Mental health patient seeks order for release
Case raises issue of how voluntary patient may have their status altered to involuntary
A woman who claims she received no treatment for a psychiatric condition over some 44 days in a psychiatric hospital after she refused prescribed treatment has sought a High Court order for her release.
The case, described by Mr Justice Gerard Hogan as “unusual”, raises issues under the Mental Health Act including how a person who is a voluntary patient may have their status altered to involuntary.
A central issue concerns whether there is a power to detain a person admitted as a voluntary patient who refuses treatment but also refuses to leave. While the Mental Health Act provide such a power where a person tries to escape, the judge was told the sides dispute whether it caters for involuntary detention of a patient who refuses to leave unless she is transferred to another hospital.
A professional woman aged in her mid-40s, the woman alleges she went to the hospital on April 23rd last as a voluntary patient but her status was changed on June 7th last to an involuntary patient. It is alleged the procedure used to effect that change - provisions of Section 9 and Section 10 of the Mental Health Act involving a GP rather than the woman’s consultant psychiatrists - was unlawful.
Colm Smyth SC, for the woman, said she had not accepted her full treatment and there was “at least a personality clash” between her and some of her treating doctors. She wanted to be treated in another hospital but did not want to be treated involuntarily as that had implications for her professional standing. Her concern was the application for transfer was made after she was placed in involuntary detention and not before.
It seemed, having been admitted as a voluntary patient, her status was changed to involuntary because she was refusing prescribed treatment and that also happened before a hearing of the Mental Health Tribunal, counsel said. It was his case that all that had happened after the involuntary detention was tainted.
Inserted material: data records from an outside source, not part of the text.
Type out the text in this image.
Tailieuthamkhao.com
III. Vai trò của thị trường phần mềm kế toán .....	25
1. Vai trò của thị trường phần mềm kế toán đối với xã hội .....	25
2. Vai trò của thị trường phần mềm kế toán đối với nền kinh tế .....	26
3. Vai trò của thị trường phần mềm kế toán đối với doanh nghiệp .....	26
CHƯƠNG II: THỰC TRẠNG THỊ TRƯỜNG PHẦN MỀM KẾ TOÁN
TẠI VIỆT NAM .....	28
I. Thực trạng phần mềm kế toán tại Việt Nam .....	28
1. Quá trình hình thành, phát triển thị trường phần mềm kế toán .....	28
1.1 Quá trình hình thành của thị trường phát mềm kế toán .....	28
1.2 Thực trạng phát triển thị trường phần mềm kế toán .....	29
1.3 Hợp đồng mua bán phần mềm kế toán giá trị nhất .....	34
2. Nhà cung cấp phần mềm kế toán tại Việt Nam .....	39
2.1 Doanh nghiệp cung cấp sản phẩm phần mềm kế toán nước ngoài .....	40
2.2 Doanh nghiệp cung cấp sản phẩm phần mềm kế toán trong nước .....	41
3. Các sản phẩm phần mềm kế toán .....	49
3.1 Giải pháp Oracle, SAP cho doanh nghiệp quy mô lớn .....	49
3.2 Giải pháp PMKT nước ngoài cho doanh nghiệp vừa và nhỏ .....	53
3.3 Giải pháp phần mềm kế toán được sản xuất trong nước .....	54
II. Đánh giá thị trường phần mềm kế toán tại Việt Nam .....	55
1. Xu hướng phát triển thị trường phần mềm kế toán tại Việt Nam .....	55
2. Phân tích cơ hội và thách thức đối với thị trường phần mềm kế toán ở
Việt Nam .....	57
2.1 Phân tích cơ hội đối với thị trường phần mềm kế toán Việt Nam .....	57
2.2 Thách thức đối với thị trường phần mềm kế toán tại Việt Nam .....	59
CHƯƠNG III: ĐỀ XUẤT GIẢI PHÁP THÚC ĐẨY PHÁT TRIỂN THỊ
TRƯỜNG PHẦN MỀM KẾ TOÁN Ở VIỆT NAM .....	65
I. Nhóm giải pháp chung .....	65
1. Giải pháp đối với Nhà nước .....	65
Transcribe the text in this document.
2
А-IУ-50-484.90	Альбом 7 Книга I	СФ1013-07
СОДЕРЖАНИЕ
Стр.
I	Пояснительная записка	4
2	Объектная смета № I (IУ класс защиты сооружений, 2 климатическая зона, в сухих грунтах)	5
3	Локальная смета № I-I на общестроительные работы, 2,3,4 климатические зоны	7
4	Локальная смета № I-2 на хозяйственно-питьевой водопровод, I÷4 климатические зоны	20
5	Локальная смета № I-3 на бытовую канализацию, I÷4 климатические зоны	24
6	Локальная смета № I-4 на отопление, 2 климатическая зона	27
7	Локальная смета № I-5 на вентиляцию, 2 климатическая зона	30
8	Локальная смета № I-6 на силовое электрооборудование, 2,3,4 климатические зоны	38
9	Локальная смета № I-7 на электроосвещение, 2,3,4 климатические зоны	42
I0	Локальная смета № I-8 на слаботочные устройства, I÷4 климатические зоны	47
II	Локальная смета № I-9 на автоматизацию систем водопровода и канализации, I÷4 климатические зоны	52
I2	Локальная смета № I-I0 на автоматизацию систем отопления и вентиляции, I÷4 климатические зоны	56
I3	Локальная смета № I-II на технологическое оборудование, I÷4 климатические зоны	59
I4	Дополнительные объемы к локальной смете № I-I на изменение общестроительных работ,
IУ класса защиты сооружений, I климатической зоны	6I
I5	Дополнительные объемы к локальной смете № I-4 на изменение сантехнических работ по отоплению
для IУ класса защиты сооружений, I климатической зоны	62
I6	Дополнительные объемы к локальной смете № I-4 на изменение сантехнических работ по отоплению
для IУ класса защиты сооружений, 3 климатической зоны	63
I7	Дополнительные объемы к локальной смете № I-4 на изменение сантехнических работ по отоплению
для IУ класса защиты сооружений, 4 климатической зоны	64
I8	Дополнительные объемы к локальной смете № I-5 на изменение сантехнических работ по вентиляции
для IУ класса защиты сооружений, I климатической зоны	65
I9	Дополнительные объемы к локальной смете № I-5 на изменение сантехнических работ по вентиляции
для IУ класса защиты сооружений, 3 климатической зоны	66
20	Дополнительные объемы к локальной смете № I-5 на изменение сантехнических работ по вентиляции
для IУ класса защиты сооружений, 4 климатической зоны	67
Paul Anthony McDermott, for the hospital, the woman’s treating psychiatrists and the HSE, argued the case was really about the woman’s desire to move to a different and private hospital. The court was being asked to find a gap in a protective law so that transfer could be effected and his side rejected arguments this case raised any lacuna in the Mental Health Acts.
The court is being asked to release a woman who had said she would not leave the hospital voluntarily unless she was transferred to another hospital, counsel said. The hospital did what it did because it did not want to have to forcibly remove her and then have gardai bring her back, he added. This arose in a situation where the woman’s condition was disimproving.
The other hospital is reluctant to take the woman until her status, whether voluntary or involuntary, is clarified by the court, the judge heard. A hearing of the Mental Health Tribunal concerning the matter has also been adjourned.
In an affidavit, a solicitor for the woman, said her family had her examined by a GP last April as she was acting out of character and the doctor had completed a form for her involuntary admission to the psychiatric hospital. She was seen by a consultant psychiatrist at that hospital on April 25th last after which she was admitted at her request as a voluntary patient.
She remained a voluntary patient until June 7th last when procedures were adopted to change her status to involuntary, he said. He believed the correct statutory procedure was not followed. He was also particularly concerned, when he first received instructions from the woman on May 23rd last, she had refused treatment for her mental condition to up that time with the effect she had had no treatment for some 44 days.
Treatment for the woman’s mental and physical complaints only began after that lengthy period following representations by her made both orally and in writing, he said. There was a complete breakdown of trust between the woman and the medical staff in the hospital, he added.